Воцарилось молчание, и я поняла, что как только минутная слабость пройдет, она вновь стянет свои войска.

— Жозе, моя дорогая, — начала она, — я никогда не желала вмешиваться в то, что касается вас двоих.

За этой ложью последует, очевидно, и вторая, и третья. Я решила не мешать.

— Так что не знаю, почему вы разошлись, — продолжала она. — Во всяком случае, должна вам сказать, я была абсолютно не в курсе того, что Алан уехал, не оставив вам ни цента. Когда я узнала об этом, его болезнь была в разгаре, и было слишком поздно его упрекать. Я махнула рукой, как бы желая сказать, что это не имеет значения, но она была другого мнения и тоже махнула рукой, как бы наперерез мне, говоря: нет, напротив. Мы как два семафора, только работаем по разным кодам.

— Как же вы устроились? — спросила она.

— Я нашла работу, не слишком выдающуюся в денежном плане, но довольно интересную.

— А этот господин А. Крам? Вы знаете, мне пришлось затратить сумасшедшие усилия позавчера, чтобы вырвать у его секретарши ваш адрес.

— Этот господин А. Крам — друг, — сказала я, — и только.

— И только?

Я подняла глаза. Наверное, вид у меня был довольно измученный, ибо она поспешила сделать вид, что ее убедило, по крайней мере, пока, мое «и только». Вдруг я вспомнила, что пообещала Юлиусу остановиться у «Пьера» и позвонить ему, и почувствовала угрызения совести. Франция, Юлиус, журнал, Дидье — казались такими далекими, а маленькие сложности моей парижской жизни такими ничтожными, что сама я, казалось, совсем потерялась. Потерялась в этом страшном городе, рядом с этой враждебной ко мне женщиной, после этой страшной клиники, потерялась, лишившись корней, любви, друга, потерялась в своих собственных глазах. Большой стакан с ледяной водой, по обычаю поставленный возле меня, невозмутимый гарсон, уличный шум — все вызывало во мне дрожь. Я оперлась обеими руками о стол и застыла в невыносимом страхе и отчаянии.

— Что вы собираетесь делать? — строго спросила моя непреклонная спутница.

Я ответила «не знаю», и это был самый искренний в мире ответ.

— Вы должны принять решение, — продолжала она, — относительно Алана.

— Я уже приняла решение: Алан и я должны развестись. Я ему об этом сказала.

— А он мне говорил иначе. По его словам, вы решили попробовать пожить некоторое время врозь, но не окончательно.

— И все-таки — это именно так.

Она вперилась в меня глазами. Эта мания разглядывать долго в упор, что она полагала моментом истины, могла кого угодно вывести из себя. Я пожала плечами и отвела глаза. Это привело ее в раздражение, вся ее злоба тут же вернулась к ней.

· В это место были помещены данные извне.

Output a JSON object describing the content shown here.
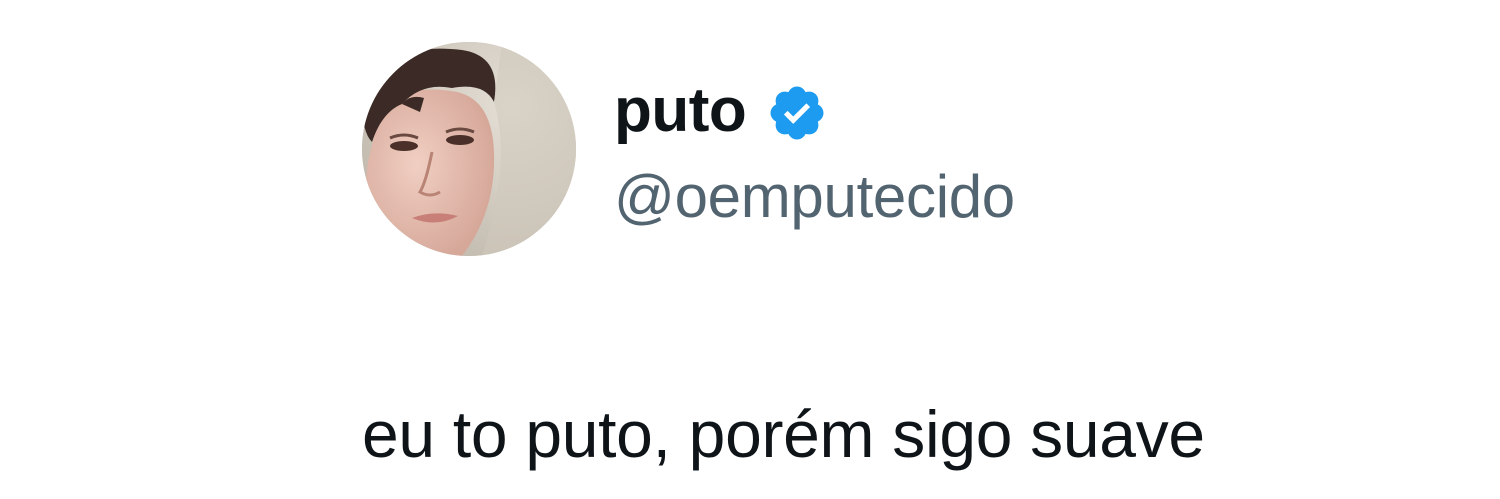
{
  "tweet": {
    "author": {
      "display_name": "puto",
      "handle": "@oemputecido",
      "verified": true,
      "avatar_icon": "user-avatar-photo",
      "verified_badge_icon": "verified-badge-icon",
      "verified_color": "#1d9bf0"
    },
    "text": "eu to puto, porém sigo suave"
  },
  "colors": {
    "text_primary": "#0f1419",
    "text_secondary": "#536471",
    "background": "#ffffff"
  }
}
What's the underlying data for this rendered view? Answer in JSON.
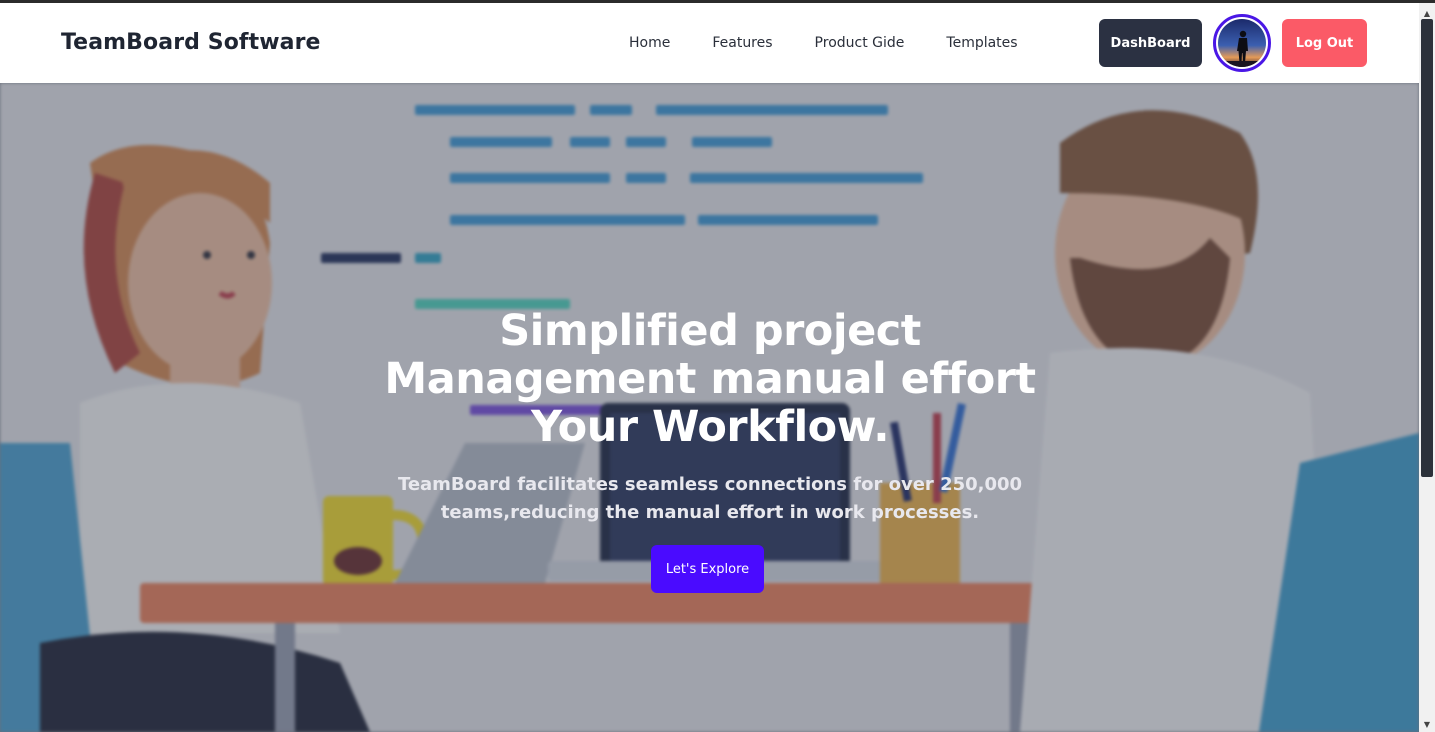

— Поймите меня правильно, Жозе. Я всегда была против этого брака. Алан слишком чувствителен, а вы слишком независимы, и это не могло не заставить его страдать. Я вызвала вас единственно по его просьбе и еще потому, что я нашла в его комнате двадцать писем, адресованных вам, но не отправленных.

— Что он писал?

Ловушка захлопнулась.

— Он писал, что не может…

Она спохватилась, что так глупо созналась в своей нескромности. Если бы она не была так накрашена, было бы видно, как она покраснела.

— Ну что ж, — прошептала она, — я прочла эти письма. Я была в безумном отчаянии, и вскрыть их — был мой долг. Кстати, как раз из них я узнала о существовании господина А. Крама.

Надменность вернулась к ней. Бог знает, что мог написать Алан относительно Юлиуса. Я почувствовала, как во мне поднимается, растет гнев и выводит меня из моей подавленности. Образ Алана, беспомощного, с помутившимся взором, по мере этого терял свою отчетливость. Не может быть и речи о том, чтобы хоть на один день остаться рядом — с этой ненавидящей меня Женщиной. Я не вынесу этого. Но я обещала Алану прийти завтра. Да, действительно, обещала.

— Кстати, о Юлиусе А. Краме, — проговорила я, — он весьма любезно предложил мне воспользоваться номером, который забронирован для него у «Пьера». Так что я не буду вас больше обременять.

Услышав это, она слегка махнула рукой и чуть улыбнулась, как бы приветствуя меня: «Браво, милочка, вы недурно устроились».